Dans une tribune au « Monde », un collectif de personnalités et de citoyens parmi lesquels Daniel Cohn-Bendit, Ariane Mnouchkine, le général Vincent Desportes et Adam Michnik, appelle à la mise en place d’une coalition entre Etats européens accordés sur quelques mesures vitales pour un pays qui défend sa liberté et protège les nôtres.

Le Monde

L’association Jean Monnet est signataire cette tribune et représentée par Olivier Védrine, administrateur.

L’Ukraine vit des heures angoissantes. L’armée russe, forte d’un budget militaire de 106 milliards d’euros, qu’elle veut porter à 135 milliards en 2025, poursuit son invasion au prix de dizaines de milliers de morts et de la destruction systématique des infrastructures vitales de l’Ukraine : ses centrales énergétiques, ses hôpitaux, ses usines.

Malgré la résistance héroïque des Ukrainiens, elle gagne du terrain grâce aux demi-mesures et aux retards de l’aide apportée par leurs alliés, qui se gardent bien de désigner la seule issue admissible de cette guerre : le retrait de la Russie dans ses frontières.

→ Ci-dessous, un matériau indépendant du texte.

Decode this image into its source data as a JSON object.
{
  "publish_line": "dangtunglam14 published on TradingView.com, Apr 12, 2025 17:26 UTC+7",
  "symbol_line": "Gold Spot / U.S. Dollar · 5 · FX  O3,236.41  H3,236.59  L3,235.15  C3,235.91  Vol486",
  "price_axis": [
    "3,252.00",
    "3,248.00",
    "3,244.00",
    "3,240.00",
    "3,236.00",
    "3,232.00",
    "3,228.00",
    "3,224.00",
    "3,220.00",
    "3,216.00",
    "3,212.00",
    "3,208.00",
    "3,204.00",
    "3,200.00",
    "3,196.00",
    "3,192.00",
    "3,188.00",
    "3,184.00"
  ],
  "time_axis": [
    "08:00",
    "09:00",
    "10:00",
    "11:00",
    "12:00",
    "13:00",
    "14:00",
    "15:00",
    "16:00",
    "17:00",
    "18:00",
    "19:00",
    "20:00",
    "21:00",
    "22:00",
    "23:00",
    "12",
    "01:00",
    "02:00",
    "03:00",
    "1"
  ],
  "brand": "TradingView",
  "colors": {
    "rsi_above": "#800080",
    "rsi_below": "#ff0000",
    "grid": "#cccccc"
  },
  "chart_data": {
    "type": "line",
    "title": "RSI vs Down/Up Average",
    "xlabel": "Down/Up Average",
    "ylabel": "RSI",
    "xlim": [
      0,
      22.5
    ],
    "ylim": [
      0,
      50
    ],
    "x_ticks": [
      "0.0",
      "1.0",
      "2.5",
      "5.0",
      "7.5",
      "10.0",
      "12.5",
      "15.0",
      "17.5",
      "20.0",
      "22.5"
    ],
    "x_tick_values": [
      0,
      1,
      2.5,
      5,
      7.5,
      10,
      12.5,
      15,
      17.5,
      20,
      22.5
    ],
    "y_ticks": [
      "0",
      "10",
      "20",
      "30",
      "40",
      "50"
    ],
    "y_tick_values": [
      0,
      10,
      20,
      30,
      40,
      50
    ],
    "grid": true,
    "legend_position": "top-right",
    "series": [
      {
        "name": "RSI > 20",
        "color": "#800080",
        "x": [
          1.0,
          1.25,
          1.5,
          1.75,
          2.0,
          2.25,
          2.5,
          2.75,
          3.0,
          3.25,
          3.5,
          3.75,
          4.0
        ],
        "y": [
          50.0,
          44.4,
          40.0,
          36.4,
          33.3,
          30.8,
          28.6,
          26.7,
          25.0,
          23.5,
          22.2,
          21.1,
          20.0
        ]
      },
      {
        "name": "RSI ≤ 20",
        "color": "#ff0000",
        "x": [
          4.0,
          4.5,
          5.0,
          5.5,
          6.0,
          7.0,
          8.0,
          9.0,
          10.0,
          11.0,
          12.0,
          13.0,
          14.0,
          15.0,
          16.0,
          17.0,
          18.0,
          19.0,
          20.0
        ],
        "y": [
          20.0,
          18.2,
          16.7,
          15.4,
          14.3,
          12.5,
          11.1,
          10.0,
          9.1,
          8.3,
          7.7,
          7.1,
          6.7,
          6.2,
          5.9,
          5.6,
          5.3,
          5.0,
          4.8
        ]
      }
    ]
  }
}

Paralysés par le « chantage au nucléaire » de Vladimir Poutine, Joe Biden et les dirigeants occidentaux ont livré à contretemps des armements en quantité et de portée limitées, sans procurer à l’Ukraine les moyens de la victoire. Préoccupés avant tout par le souci de ne pas concourir à une « escalade », ils ont laissé le Kremlin franchir successivement toutes les étapes de la surenchère militaire, jusqu’à l’arrivée ces derniers jours de 10 000 soldats nord-coréens, couronnée par l’emploi de charges chimiques et d’un missile balistique hypersonique.

Tétanisés par les rodomontades de Donald Trump, les gouvernements européens se préparent-ils mezza voce à accepter, avec un lâche soulagement, que la nouvelle administration américaine négocie un accord de cessez-le-feu au détriment de la volonté ukrainienne ?

Contre la Géorgie, la Moldavie ou les pays baltes

La trahison de l’Ukraine signerait l’arrêt de mort du projet européen : triomphant aujourd’hui, Poutine reprendrait dans deux, cinq ou sept ans ses guerres de conquête contre l’Ukraine, mais aussi contre la Géorgie, la Moldavie ou les pays baltes. L’ensemble du continent glisserait vers l’abîme. Notre sécurité, nos libertés et nos valeurs sont directement menacées. Il faut donc agir, vite.

L’OTAN est suspendue au bon vouloir de la Maison Blanche. L’Union européenne (UE) se heurte à l’indécision et à la pusillanimité de certains chefs d’Etat et de gouvernement, et au double jeu du premier ministre hongrois Viktor Orban. C’est pourquoi, nous appelons à la mobilisation de tous les citoyens européens : si l’OTAN ne prend pas rapidement ses responsabilités pour inviter l’Ukraine à rejoindre l’Alliance atlantique, il faut que se mette en place une coalition des Etats européens volontaires – qu’ils soient ou non membres de l’UE (comme le Royaume-Uni ou la Norvège).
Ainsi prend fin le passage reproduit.